Paper No. 7-8
Presentation Time: 10:25 AM
DISTINCT CRUSTAL STRUCTURE OF THE NORTH AMERICAN MID-CONTINENT RIFT FROM P WAVE RECEIVER FUNCTIONS
ZHANG, Hao
1,
VAN DER LEE, Suzan1, WOLIN, Emily
2, BOLLMANN, Trevor
1, REVENAUGH, Justin
3, WIENS, Douglas
4, FREDERIKSEN, Andrew
5, DARBYSHIRE, Fiona
6, ALEQABI, Ghassan
4, WYSESSION, Michael E.
4, STEIN, Seth
1 and JURDY, Donna M.
1, (1)Earth and Planetary Sciences, Northwestern University, 2145 Sheridan Rd., Evanston, IL 60208, (2)Earthquake Science Center, USGS, Pasadena, CA 91106, (3)Geology & Geophysics, Univ Minnesota, 310 Pillsbury Ave SE, Minneapolis, MN 55455-0000, (4)Department of Earth and Planetary Sciences, Washington University in St Louis, One Brookings Dr., Campus Box 1169, St Louis, MO 63112, (5)Department of Geological Sciences, University of Manitoba, Winnipeg, MB R3T 2N2, Canada, (6)Geotop, University of Quebec, Montreal, QC H3C3P8, Canada, suzan@earth.northwestern.edu
Eighty-two flexible-array broadband seismic stations of the Superior Province Rifting Earthscope Experiment (SPREE) collected 2.5 years of continuous seismic data in the area of the high gravity anomaly associated with the Mid-continent Rift (MCR). Among earthquakes recorded in this time period are over a hundred teleseismic ones with sufficient data quality for crustal
P wave receiver function analysis. Our receiver function analysis reveals that the base of the sedimentary layer is shallow outside the MCR, thickens near the flanks where gravity anomalies are low, and shallows again in the MCR’s center where the gravity anomalies peak. This pattern is similar to that found from active-source seismic and gravity surveys and is consistent with reverse faulting having accompanied the cessation of rifting 1.1 billion years ago. Intermittent intra-crustal boundaries resulting from our analysis might represent the bottom of the MCR’s mostly buried dense volcanic layers.

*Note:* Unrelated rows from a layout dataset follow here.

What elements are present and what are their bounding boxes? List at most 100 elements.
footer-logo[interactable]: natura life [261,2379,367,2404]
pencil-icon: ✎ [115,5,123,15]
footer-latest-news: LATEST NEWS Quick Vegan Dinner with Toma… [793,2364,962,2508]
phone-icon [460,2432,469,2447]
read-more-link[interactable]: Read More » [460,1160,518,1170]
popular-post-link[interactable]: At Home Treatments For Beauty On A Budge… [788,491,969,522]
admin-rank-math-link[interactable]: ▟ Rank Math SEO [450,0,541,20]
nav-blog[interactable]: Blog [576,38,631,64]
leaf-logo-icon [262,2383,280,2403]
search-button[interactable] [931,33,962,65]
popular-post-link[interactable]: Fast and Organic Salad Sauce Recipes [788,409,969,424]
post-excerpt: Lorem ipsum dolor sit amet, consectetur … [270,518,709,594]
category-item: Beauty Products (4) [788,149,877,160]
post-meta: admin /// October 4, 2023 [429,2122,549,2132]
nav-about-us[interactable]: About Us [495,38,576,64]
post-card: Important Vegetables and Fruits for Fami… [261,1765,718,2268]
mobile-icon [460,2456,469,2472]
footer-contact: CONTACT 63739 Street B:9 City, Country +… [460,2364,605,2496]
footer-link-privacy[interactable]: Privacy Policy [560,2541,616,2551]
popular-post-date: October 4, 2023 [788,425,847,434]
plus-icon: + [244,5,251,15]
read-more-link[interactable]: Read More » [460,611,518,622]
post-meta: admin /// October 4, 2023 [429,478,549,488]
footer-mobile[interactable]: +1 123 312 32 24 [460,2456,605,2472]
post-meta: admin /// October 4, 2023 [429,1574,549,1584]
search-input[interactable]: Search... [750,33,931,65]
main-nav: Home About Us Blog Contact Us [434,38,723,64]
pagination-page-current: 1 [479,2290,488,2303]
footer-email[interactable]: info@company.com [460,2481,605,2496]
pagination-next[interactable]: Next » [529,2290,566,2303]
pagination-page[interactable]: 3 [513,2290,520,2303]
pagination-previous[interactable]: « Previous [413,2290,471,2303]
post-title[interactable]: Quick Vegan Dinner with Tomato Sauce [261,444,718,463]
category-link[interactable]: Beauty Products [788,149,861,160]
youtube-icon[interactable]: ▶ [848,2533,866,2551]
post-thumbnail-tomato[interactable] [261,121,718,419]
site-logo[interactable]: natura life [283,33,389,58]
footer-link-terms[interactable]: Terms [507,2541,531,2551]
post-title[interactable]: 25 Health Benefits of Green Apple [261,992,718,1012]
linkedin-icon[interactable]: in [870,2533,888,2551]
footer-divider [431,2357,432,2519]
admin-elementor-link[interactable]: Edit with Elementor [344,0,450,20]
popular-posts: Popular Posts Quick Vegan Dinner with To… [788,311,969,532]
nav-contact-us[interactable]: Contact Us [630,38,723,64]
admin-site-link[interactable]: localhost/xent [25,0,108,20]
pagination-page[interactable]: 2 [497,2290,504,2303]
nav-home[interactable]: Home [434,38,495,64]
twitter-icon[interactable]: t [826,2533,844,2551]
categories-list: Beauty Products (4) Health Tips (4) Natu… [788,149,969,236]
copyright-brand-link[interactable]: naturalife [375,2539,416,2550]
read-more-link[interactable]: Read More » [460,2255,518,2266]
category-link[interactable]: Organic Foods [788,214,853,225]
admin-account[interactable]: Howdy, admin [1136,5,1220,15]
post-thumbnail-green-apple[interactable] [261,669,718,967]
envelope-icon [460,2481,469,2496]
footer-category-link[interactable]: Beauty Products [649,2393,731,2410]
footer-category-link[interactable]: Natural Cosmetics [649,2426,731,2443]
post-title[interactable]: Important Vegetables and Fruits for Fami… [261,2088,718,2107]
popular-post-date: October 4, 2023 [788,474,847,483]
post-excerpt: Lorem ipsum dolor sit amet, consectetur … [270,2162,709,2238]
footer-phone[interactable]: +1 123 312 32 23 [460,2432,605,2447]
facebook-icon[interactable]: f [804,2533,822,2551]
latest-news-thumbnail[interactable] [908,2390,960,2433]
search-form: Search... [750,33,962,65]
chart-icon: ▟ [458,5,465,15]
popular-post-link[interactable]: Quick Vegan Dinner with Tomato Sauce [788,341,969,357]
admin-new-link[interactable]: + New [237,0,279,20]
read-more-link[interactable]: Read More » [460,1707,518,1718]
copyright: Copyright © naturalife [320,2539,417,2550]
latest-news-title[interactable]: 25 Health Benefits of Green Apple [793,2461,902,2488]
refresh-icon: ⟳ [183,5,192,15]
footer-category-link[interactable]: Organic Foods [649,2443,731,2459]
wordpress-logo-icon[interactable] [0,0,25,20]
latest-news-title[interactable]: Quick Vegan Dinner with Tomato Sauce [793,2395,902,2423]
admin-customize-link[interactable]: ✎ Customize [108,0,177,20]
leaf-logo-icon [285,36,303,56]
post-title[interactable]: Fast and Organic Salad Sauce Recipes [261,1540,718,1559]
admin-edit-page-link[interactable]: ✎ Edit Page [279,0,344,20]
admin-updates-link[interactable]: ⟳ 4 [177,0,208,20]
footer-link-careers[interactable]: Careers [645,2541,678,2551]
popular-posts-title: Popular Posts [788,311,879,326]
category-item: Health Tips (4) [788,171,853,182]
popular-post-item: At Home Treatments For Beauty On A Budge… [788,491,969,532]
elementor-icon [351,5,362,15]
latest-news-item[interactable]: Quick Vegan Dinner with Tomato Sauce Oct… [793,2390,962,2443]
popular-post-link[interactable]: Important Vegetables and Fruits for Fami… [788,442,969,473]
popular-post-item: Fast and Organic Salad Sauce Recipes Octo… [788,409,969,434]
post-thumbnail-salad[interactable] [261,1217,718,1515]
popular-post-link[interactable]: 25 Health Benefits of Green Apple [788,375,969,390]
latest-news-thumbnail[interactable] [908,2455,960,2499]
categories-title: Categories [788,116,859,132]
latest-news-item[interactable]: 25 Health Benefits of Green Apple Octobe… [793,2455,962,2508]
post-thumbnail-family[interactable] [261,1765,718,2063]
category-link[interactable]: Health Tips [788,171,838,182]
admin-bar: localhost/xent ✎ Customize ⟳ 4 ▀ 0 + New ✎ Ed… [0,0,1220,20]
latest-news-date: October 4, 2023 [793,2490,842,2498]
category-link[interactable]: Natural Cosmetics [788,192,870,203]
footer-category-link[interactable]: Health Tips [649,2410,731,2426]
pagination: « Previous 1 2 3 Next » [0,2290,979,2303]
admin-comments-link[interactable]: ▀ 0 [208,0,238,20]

Outside of the MCR, the Moho is strong, sharp, and relatively flat, both beneath the Archean Superior Province and the Proterozoic terranes to its south. Inside the MCR, two weaker candidate Mohos are found at depths up to 25 km apart in the rift’s center. This intermediate layer between the candidate Mohos tapers towards the edges of the MCR. The presence of this transitional layer is remarkably consistent along the strike of the MCR, including beneath the jog in southern Minnesota, near the Belle Plaine Fault.
We interpret these results as evidence for extensive underplating as a defining characteristic of the rift and the rift remaining continuous throughout its jog in southern Minnesota, though with less reverse faulting than along the NNE striking parts of the rift.